The wireless network quality study, conducted by J.D. Power and Associates, measured how often Canadian customers suffered service interruptions.

According to the results, SaskTel earned the highest marks for the best connection in Western Canada, while BCE Inc.'s wireless arm Bell and Telus Corp. were graded as the best in Ontario. (BCE owns 15 per cent of The Globe and Mail.) Customers gave Vidéotron Télécom Ltée top marks in the Atlantic provinces and Quebec, while Rogers was rated worst in both Western and Eastern Canada.

The study ranked the providers on the metric of problems per 100 network connections (PP100) for data, calls and messaging. Over all, data and calls experienced the most problems – 14 and 13 PP100, respectively. Regular messaging was most dependable, with only five PP100.

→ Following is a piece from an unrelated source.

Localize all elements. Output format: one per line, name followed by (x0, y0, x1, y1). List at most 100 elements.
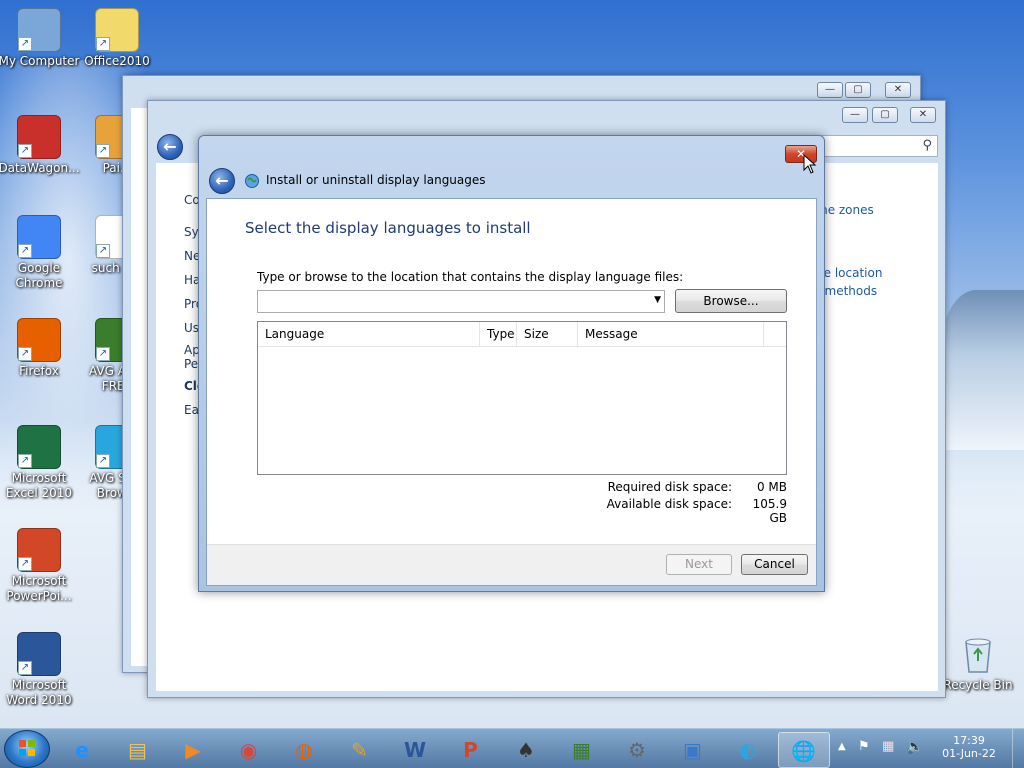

The findings are based on the responses of 13,000 wireless customers in October-November, 2014, and March, 2015.

The survey showed that customers will accept some connection issues, but they have a breaking point when they become frustrated enough to actually switch carriers. Customers indicated they "definitely will not" switch carriers if they experienced only five PP100, but "definitely will" switch after 17, though who's counting after 10?

In terms of smartphones, LG devices performed best, with 13 per cent of users indicating that their data speeds are faster than expected. Nine per cent of Samsung owners and 8 per cent of iPhone owners indicated the same.